モファット監督のツイッター ←最後の一文にご注目1895

★新しい依頼人がベッドに寝てる。私、突然ギャグを思いついたんだけど「アイ・リーン」って「I lie in ~」(私は横たわる)だよねえ・・・。

★SH「Oh, you’re rather good」(なかなかやるじゃないか)ジョンにすら言ったことのないセリフをアイリーンにいうのは、シャーロックより一歩上手の防衛を見せたから。「お食事」したいのね。彼女、そうやってずっと身を護ってきたんだと思う。

 どれだけ<お食事>しても(正典と違って。正典『ボヘミアの醜聞』ではアイリーンは誠の愛を得ることになっている)彼女はこの脚本では、満たされない飢えを抱えた女として描かれているのでは。身の上は語られることはないけれど、孤児とか、よっぽど不幸な生い立ちだったとしてもうなずける。

★「Hamish」がワトソンのミドルネームなのはれっきとした理由がある。正典シャーロキアンの間で長いこと語られ続けてきたのは周知の事実。これに関しては長い長い、論文ほどの歴史があってスティーブン・モファットとマーク・ゲイティスはもちろんドラマで使う算段だったはず。楽しんでるな、この人たち(笑)

 

★「007,007」の必死なシャーロックに、任務を忘れて素で惹かれているアイリーン。素肌のほうが透明でずっときれい。モリアーティー、どうも「ITオタク」にしか見えない。もっと天才肌のキャスト選んでほしかった・・・。

★マイクロフトの「死者の飛行(Flight of the Dead)」おじゃんに。でもシャーロックの暗号解読でSH「借りは返せたかな、兄さん」「情けがあるなら保護してやれ」アイリーン「このままじゃ半年ももたない」

★シャーロック「Sentiment is a chemical defect found on the losing side(感情は負ける側の化学的欠陥)」


The Iceman, The Virgin and The Dominatrix - Sherlock Series 2 - BBC - YouTube

★マイクロフトとジョンのコンビが素敵。ジョン:「吸うんですか?」マイクロフト:「カフェもタバコもめったにしないよ」カフェでの会話は、ジョンがちょっとアイリーンに対して嫉妬している感じもあるんだよね。唯一シャーロックを本気にさせたという。
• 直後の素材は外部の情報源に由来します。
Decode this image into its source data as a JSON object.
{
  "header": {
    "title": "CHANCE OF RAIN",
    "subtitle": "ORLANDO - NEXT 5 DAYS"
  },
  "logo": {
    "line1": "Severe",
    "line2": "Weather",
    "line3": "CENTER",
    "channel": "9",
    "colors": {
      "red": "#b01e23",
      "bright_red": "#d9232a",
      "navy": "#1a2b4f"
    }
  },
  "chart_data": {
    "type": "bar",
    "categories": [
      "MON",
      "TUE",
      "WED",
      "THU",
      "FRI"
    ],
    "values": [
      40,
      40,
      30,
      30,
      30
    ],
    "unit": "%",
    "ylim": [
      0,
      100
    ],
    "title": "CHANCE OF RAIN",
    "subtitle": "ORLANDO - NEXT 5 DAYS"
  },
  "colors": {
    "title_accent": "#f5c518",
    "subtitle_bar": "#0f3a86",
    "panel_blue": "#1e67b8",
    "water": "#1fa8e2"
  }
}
 探偵を選んだのはどういう心の動きだったのか――「分かりませんね」というジョン。今回の話を通してマイクロフト&ジョンの絆も、だいぶ強まったみたいだけど?!?なんだかラストに関してはフランスではものすごい「深読み大会」になっちゃってていろんな奇抜な意見があるみたいですが。私は映像のまんま、素直に受け取っている派で、コメンタリーでも監督陣はそういうふうに言っていたから。
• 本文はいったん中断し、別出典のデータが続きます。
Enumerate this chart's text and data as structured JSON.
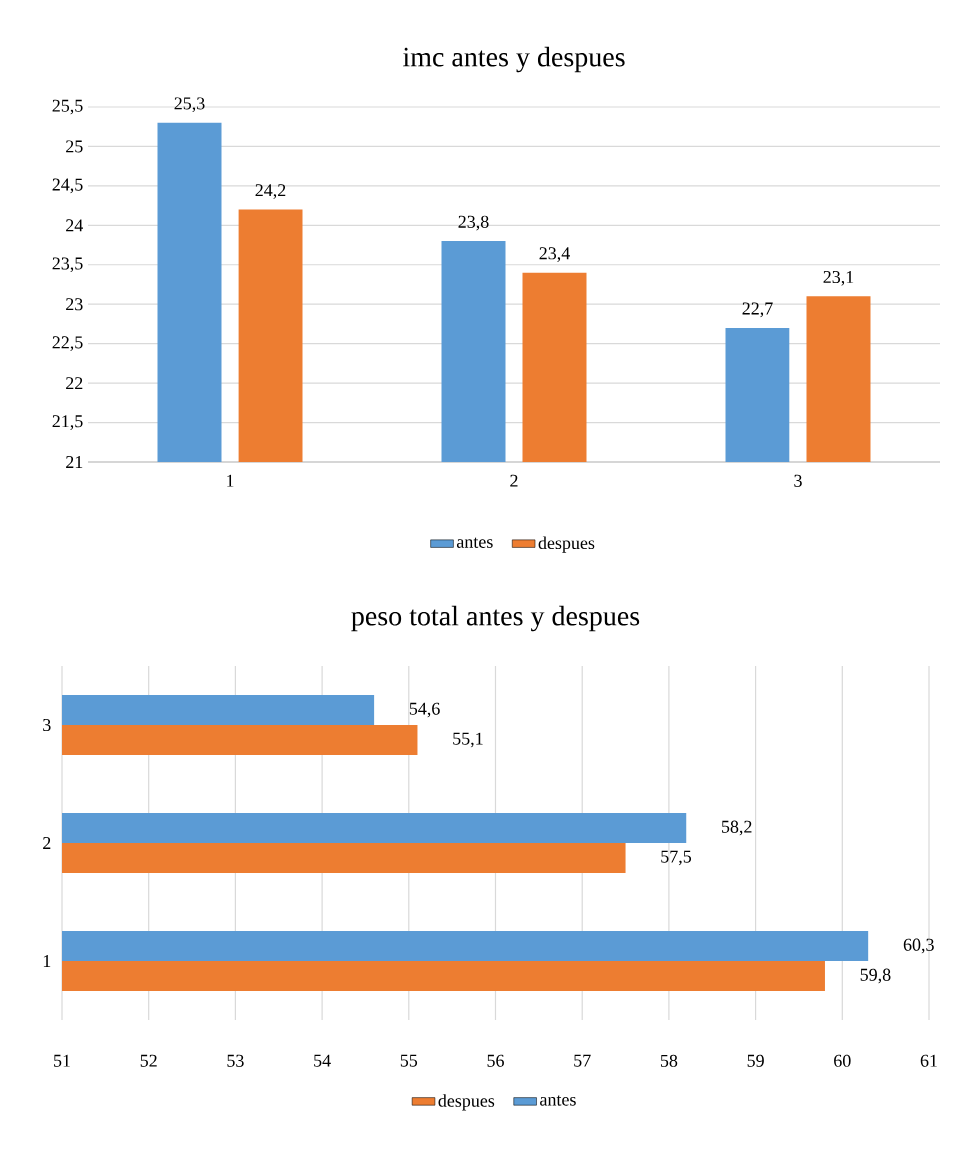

★ラストシーンは「The woman、 The woman――シャーロックの微笑みの意味が、何だか泣けてくる。おそらく、“らしくない”自分への自嘲でもあるのだろうけど。一度ぐらい、そんなことをしてみてもいいのでは、と。外は、そんなシャーロックを全部流し去ってくれるみたいに―――ロンドンの雨が、やまずに降りつづけている。